For cap-and-trade, the most important question is, California or Do-It-Yourself? A DIY approach would allow the state to go its own way, but it would take years and a big administrative staff to get a cap-and-trade program up and running. Joining California’s cap-and-trade system would simplify administration and implementation, but it would give Washington State less flexibility and make the state subject to the decisions of its much-larger neighbor regarding, for example, how to extend the cap-and-trade system into the 2020s.
Come back soon! And bring your friends and neighbors!
How was your meal? Delicious? I’m so glad to hear it.
Some people complain that our menu is confusing, but it’s not really that hard, and fundamentally there aren’t that many choices. You just have to figure out how strong of a policy you want (i.e., how high the tax or how tight the cap) and what to do with the resulting revenue (the revenue from a carbon tax or the economic value of permits from cap-and-trade) and your meal is complete.
One last thing: If you enjoyed your dinner, please tell your friends. Our business can only survive if our customer base includes a majority of the state legislature or a majority of the state’s voters!
None of the state or local government heads here should spend any time worrying about setting new policies relating to greenhouse gas emissions.
The “carbon footprint” of this state is tiny. Washington has per-capita the ninth lowest CO2 emissions of any state in the country:
We do not need any additional state or local legislation of the types discussed here because we produce essentially none of the worlds GHG emissions.
If the government heads around here truly wanted to cut greenhouse gas emissions form this state they’d tax the heck out of Boeing, forcing it to conduct operations elsewhere. They’d also adopt a statute limiting use of SeaTac Airport by jet aircraft. The other easy step to take would be shutting down the cement factories around here and the one coal-burning electrical plant near Walla Walla. That would cut this state’s GHG footprint in half.

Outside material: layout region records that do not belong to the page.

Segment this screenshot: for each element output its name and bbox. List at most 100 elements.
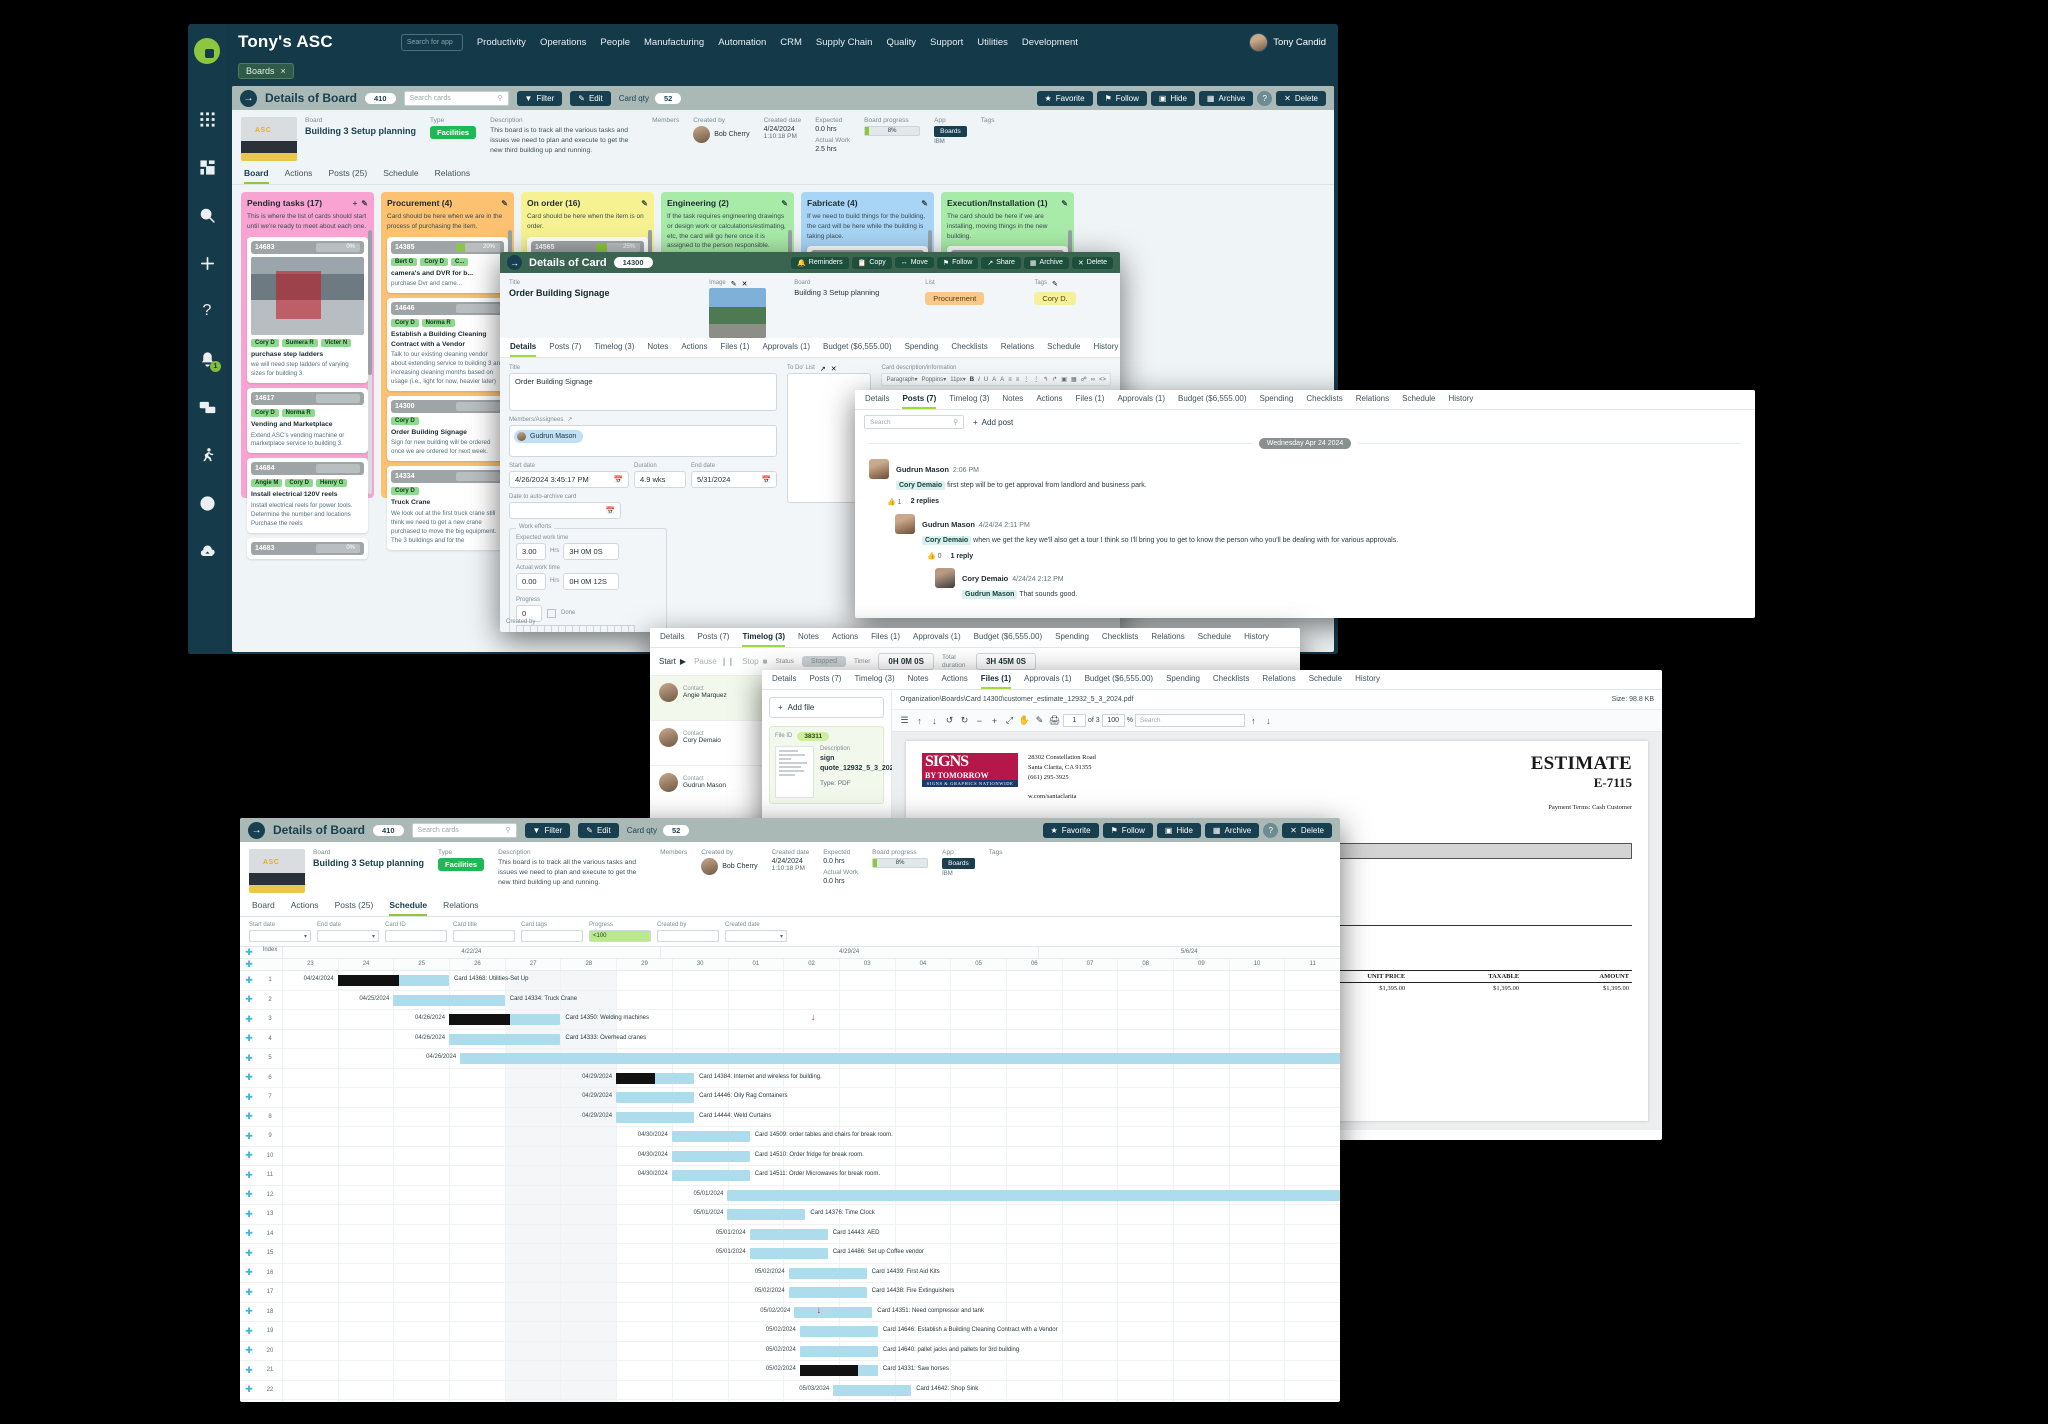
duration-input[interactable]: 4.9 wks (634, 471, 686, 488)
gantt-bar[interactable] (749, 1248, 828, 1259)
filter-input[interactable]: ▾ (317, 930, 379, 942)
hide-button[interactable]: ▣ Hide (1150, 90, 1195, 106)
tab-actions[interactable]: Actions (1036, 394, 1062, 409)
expand-row-icon[interactable]: ✚ (240, 1053, 258, 1064)
expand-row-icon[interactable]: ✚ (240, 1189, 258, 1200)
list-number-icon[interactable]: ⋮ (1033, 376, 1039, 383)
tab-relations[interactable]: Relations (1262, 674, 1295, 689)
edit-column-icon[interactable]: ✎ (921, 199, 928, 208)
chat-icon[interactable] (196, 396, 218, 418)
expand-row-icon[interactable]: ✚ (240, 1033, 258, 1044)
gantt-row[interactable]: ✚ 9 04/30/2024 Card 14509: order tables and… (240, 1127, 1340, 1147)
gantt-row[interactable]: ✚ 12 05/01/2024 (240, 1185, 1340, 1205)
expand-row-icon[interactable]: ✚ (240, 1345, 258, 1356)
gantt-bar[interactable] (616, 1111, 695, 1123)
kanban-card[interactable]: 14683 0% Cory D Sumera R Victer N purchase st… (247, 236, 368, 383)
actual-hours-input[interactable]: 0.00 (516, 573, 546, 590)
tab-posts-7[interactable]: Posts (7) (902, 394, 937, 409)
tab-budget-6-555-00[interactable]: Budget ($6,555.00) (1085, 674, 1154, 689)
gantt-row[interactable]: ✚ 16 05/02/2024 Card 14439: First Aid Kits (240, 1263, 1340, 1283)
detail-title-input[interactable]: Order Building Signage (509, 373, 777, 411)
tab-posts-7[interactable]: Posts (7) (809, 674, 841, 689)
tab-checklists[interactable]: Checklists (951, 342, 987, 357)
board-tab-actions[interactable]: Actions (291, 900, 319, 916)
calendar-icon[interactable]: 📅 (606, 506, 615, 515)
tab-relations[interactable]: Relations (1151, 632, 1184, 647)
start-date-input[interactable]: 4/26/2024 3:45:17 PM 📅 (509, 471, 629, 488)
attach-icon[interactable]: ☍ (1081, 376, 1087, 383)
gantt-row[interactable]: ✚ 18 05/02/2024 Card 14351: Need compressor… (240, 1302, 1340, 1322)
delete-button[interactable]: ✕ Delete (1071, 256, 1113, 269)
move-button[interactable]: ↔ Move (894, 257, 934, 268)
undo-icon[interactable]: ↰ (1043, 376, 1048, 383)
filter-input[interactable] (385, 930, 447, 942)
gantt-bar[interactable] (799, 1345, 878, 1357)
tab-history[interactable]: History (1355, 674, 1380, 689)
fontsize-select[interactable]: 11px▾ (950, 376, 966, 383)
back-arrow-icon[interactable]: → (248, 821, 265, 839)
back-arrow-icon[interactable]: → (507, 255, 522, 270)
filter-input[interactable] (521, 930, 583, 942)
table-icon[interactable]: ▦ (1071, 376, 1077, 383)
sidebar-toggle-icon[interactable]: ☰ (898, 715, 911, 726)
delete-button[interactable]: ✕ Delete (1276, 90, 1326, 106)
tab-notes[interactable]: Notes (1002, 394, 1023, 409)
favorite-button[interactable]: ★ Favorite (1042, 822, 1099, 838)
gantt-bar[interactable] (671, 1131, 750, 1142)
replies-toggle[interactable]: 1 reply (951, 553, 974, 560)
gantt-row[interactable]: ✚ 5 04/26/2024 (240, 1049, 1340, 1069)
help-icon[interactable]: ? (196, 300, 218, 322)
expand-row-icon[interactable]: ✚ (240, 1150, 258, 1161)
done-checkbox[interactable] (547, 609, 556, 618)
board-tab-actions[interactable]: Actions (285, 168, 313, 184)
tab-spending[interactable]: Spending (1260, 394, 1294, 409)
expand-row-icon[interactable]: ✚ (240, 1111, 258, 1122)
filter-input[interactable] (657, 930, 719, 942)
rotate-left-icon[interactable]: ↺ (943, 715, 956, 726)
expand-all-icon[interactable]: ✚ (240, 959, 258, 970)
page-down-icon[interactable]: ↓ (928, 716, 941, 726)
gantt-bar[interactable] (460, 1053, 1340, 1064)
edit-column-icon[interactable]: ✎ (641, 199, 648, 208)
cloud-upload-icon[interactable] (196, 540, 218, 562)
nav-item-supply-chain[interactable]: Supply Chain (816, 37, 873, 48)
tab-checklists[interactable]: Checklists (1306, 394, 1342, 409)
gantt-row[interactable]: ✚ 22 05/03/2024 Card 14642: Shop Sink (240, 1380, 1340, 1400)
edit-column-icon[interactable]: ✎ (1061, 199, 1068, 208)
gantt-row[interactable]: ✚ 4 04/26/2024 Card 14333: Overhead cranes (240, 1029, 1340, 1049)
close-icon[interactable]: ✕ (742, 280, 748, 288)
gantt-bar[interactable] (671, 1170, 750, 1181)
board-tab-posts[interactable]: Posts (25) (328, 168, 367, 184)
tab-approvals-1[interactable]: Approvals (1) (1117, 394, 1165, 409)
post-mention[interactable]: Cory Demaio (896, 481, 946, 490)
tab-files-1[interactable]: Files (1) (980, 674, 1011, 689)
expected-hours-input[interactable]: 3.00 (516, 543, 546, 560)
tab-schedule[interactable]: Schedule (1402, 394, 1435, 409)
follow-button[interactable]: ⚑ Follow (1096, 90, 1147, 106)
tab-notes[interactable]: Notes (908, 674, 929, 689)
edit-column-icon[interactable]: ✎ (781, 199, 788, 208)
timer-start-button[interactable]: Start ▶ (659, 657, 686, 666)
nav-item-utilities[interactable]: Utilities (977, 37, 1008, 48)
pan-hand-icon[interactable]: ✋ (1018, 715, 1031, 726)
tab-files-1[interactable]: Files (1) (871, 632, 900, 647)
kanban-card[interactable]: 14617 Cory D Norma R Vending and Marketplac… (247, 387, 368, 454)
add-post-button[interactable]: + Add post (973, 418, 1013, 427)
pencil-icon[interactable]: ✎ (731, 280, 737, 288)
expand-row-icon[interactable]: ✚ (240, 1287, 258, 1298)
list-bullet-icon[interactable]: ⋮ (1023, 376, 1029, 383)
tab-spending[interactable]: Spending (905, 342, 939, 357)
tab-files-1[interactable]: Files (1) (1076, 394, 1105, 409)
favorite-button[interactable]: ★ Favorite (1036, 90, 1093, 106)
timer-pause-button[interactable]: Pause ❙❙ (694, 657, 734, 666)
edit-button[interactable]: ✎ Edit (578, 822, 619, 838)
gantt-row[interactable]: ✚ 15 05/01/2024 Card 14486: Set up Coffee v… (240, 1244, 1340, 1264)
tab-boards[interactable]: Boards × (238, 63, 294, 79)
tab-posts-7[interactable]: Posts (7) (697, 632, 729, 647)
tab-actions[interactable]: Actions (942, 674, 968, 689)
archive-button[interactable]: ▦ Archive (1204, 822, 1260, 838)
archive-button[interactable]: ▦ Archive (1198, 90, 1254, 106)
gantt-bar[interactable] (393, 994, 505, 1006)
add-file-button[interactable]: + Add file (769, 697, 884, 718)
gantt-row[interactable]: ✚ 10 04/30/2024 Card 14510: Order fridge fo… (240, 1146, 1340, 1166)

Weezy, thanks for pointing out that table. WA does indeed do well on a per capita basis compared to other states. But your focus only on per capita emissions and only in comparison to other US states leaves out part of the story for at least 3 reasons. 1) Washington state is 22nd lowest in total CO2 emissions, so the total impact of cutting per capita emission could still be important. 2) WA’s per capita rate would put it in the top quartile of nations in the world, most of which are small, wealthy, oil rich nations, and total emission is roughly 10-20% of total emission of many highly developed or populous countries including Germany, UK, S. Korea, Mexico and Brazil, indicating that what we do matters 3) If laws that curb CO2 output can be shown to work without huge economic dislocation in the handful of states willing to try, then it might be adopted by some of the higher emitting states.
That looks like the “gerrymandering” excuse to me. The usual way to apply that excuse is to put yourself into a small group, compare your emissions to a larger group, observe that the larger group has higher emissions, and then point to that group and say that they should take action instead, because that would produce more of a result.
The ultimate version of that excuse is “I only produce a very small fraction of the world’s emissions so it won’t make any difference if I do nothing.” Which is the excuse actually used by a lot of people.
Point being, that’s an excuse which leads to failure.
Agree with above comments that Boeing and airplane travel are huge greenhouse emitters and this should be heavily taxed to support public transit. I fly in a plane a couple of times every ten years or so. So Washington’s economy is not a small emitter in that it facilitates airplane travel ruining the future of the worlds poorest and most vulnerable to sea level rise, stronger hurricanes, drought etc.